Nearly 40 years later, many state educators want to see changes. The same goes for Representative Steve Riley.
"If you use corporal punishment on them, they don't feel like you're doing that out of love," said Rep. Riley (R-Glasgow). "They think you're doing it out of anger."
Here is what is included in the new regulations:
- Schools have to get written consent from a parent or guardian within the first five days of the school year if the person will allow corporal punishment for their child.
- The school will also need verbal approval before the actual administration. Only a principal or assistant principal can administer corporal punishment.
- Afterward, the student must have at least 30 minutes of school-provided counseling.
"I think there's a greater recognition of the trauma and damage and lack of effectiveness as a disciplinary tool," Glass said.
Glass says the board cannot ban this entirely because it's written into state law.
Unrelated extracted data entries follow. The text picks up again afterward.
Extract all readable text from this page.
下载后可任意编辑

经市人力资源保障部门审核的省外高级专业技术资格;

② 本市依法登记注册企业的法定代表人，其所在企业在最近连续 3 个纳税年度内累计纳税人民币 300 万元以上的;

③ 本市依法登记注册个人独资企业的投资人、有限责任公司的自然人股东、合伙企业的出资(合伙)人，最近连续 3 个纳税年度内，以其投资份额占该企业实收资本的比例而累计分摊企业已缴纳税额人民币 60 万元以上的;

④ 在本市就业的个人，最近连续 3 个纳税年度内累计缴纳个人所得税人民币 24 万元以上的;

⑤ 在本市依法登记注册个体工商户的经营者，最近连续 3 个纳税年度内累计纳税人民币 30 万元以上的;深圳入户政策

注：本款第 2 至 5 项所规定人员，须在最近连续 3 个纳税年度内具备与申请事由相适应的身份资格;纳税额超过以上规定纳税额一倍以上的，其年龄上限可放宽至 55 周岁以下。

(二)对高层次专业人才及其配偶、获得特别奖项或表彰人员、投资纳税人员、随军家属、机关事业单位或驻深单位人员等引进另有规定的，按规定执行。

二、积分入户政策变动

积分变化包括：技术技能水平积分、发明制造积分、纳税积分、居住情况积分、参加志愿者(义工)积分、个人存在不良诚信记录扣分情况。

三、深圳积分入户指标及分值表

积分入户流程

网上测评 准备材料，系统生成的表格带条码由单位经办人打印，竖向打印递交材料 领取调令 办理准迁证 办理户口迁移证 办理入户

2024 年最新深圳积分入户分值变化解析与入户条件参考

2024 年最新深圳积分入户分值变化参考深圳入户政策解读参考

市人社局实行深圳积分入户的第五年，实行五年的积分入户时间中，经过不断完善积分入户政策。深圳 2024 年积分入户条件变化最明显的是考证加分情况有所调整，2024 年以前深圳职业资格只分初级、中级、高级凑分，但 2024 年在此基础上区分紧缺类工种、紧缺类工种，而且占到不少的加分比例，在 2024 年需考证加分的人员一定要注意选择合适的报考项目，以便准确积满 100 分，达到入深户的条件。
"Students, teachers, administrators, I just think it's not in the best interest of anybody so I think it's a good step that has been taken," Riley says.
According to state data, 156 school districts prohibit corporal punishment. Eleven have no clear policy. Four districts, including Perry County and Hazard Independent, the board says have permissive policies.
"It's all from really a trauma-informed lens and trying to reduce and mitigate the trauma this causes," Glass says.
Experts have suggested corporal punishment could make students' behavior worse.
"So many of these kids have so many problems at home in their home situations and I don't think it's a very good idea," Riley says.
As of November 12, there have been 13 corporal punishment cases in Kentucky, keeping in mind we are in a pandemic. In 2017-18, there were more than 430 cases.
Riley says he plans to file a bill to ban it once again. The superintendent for the Hazard Independent Schools says they applaud the KBE for taking this step and they will happily comply. She goes on to say they will look at their own policies to ensure they are in alignment.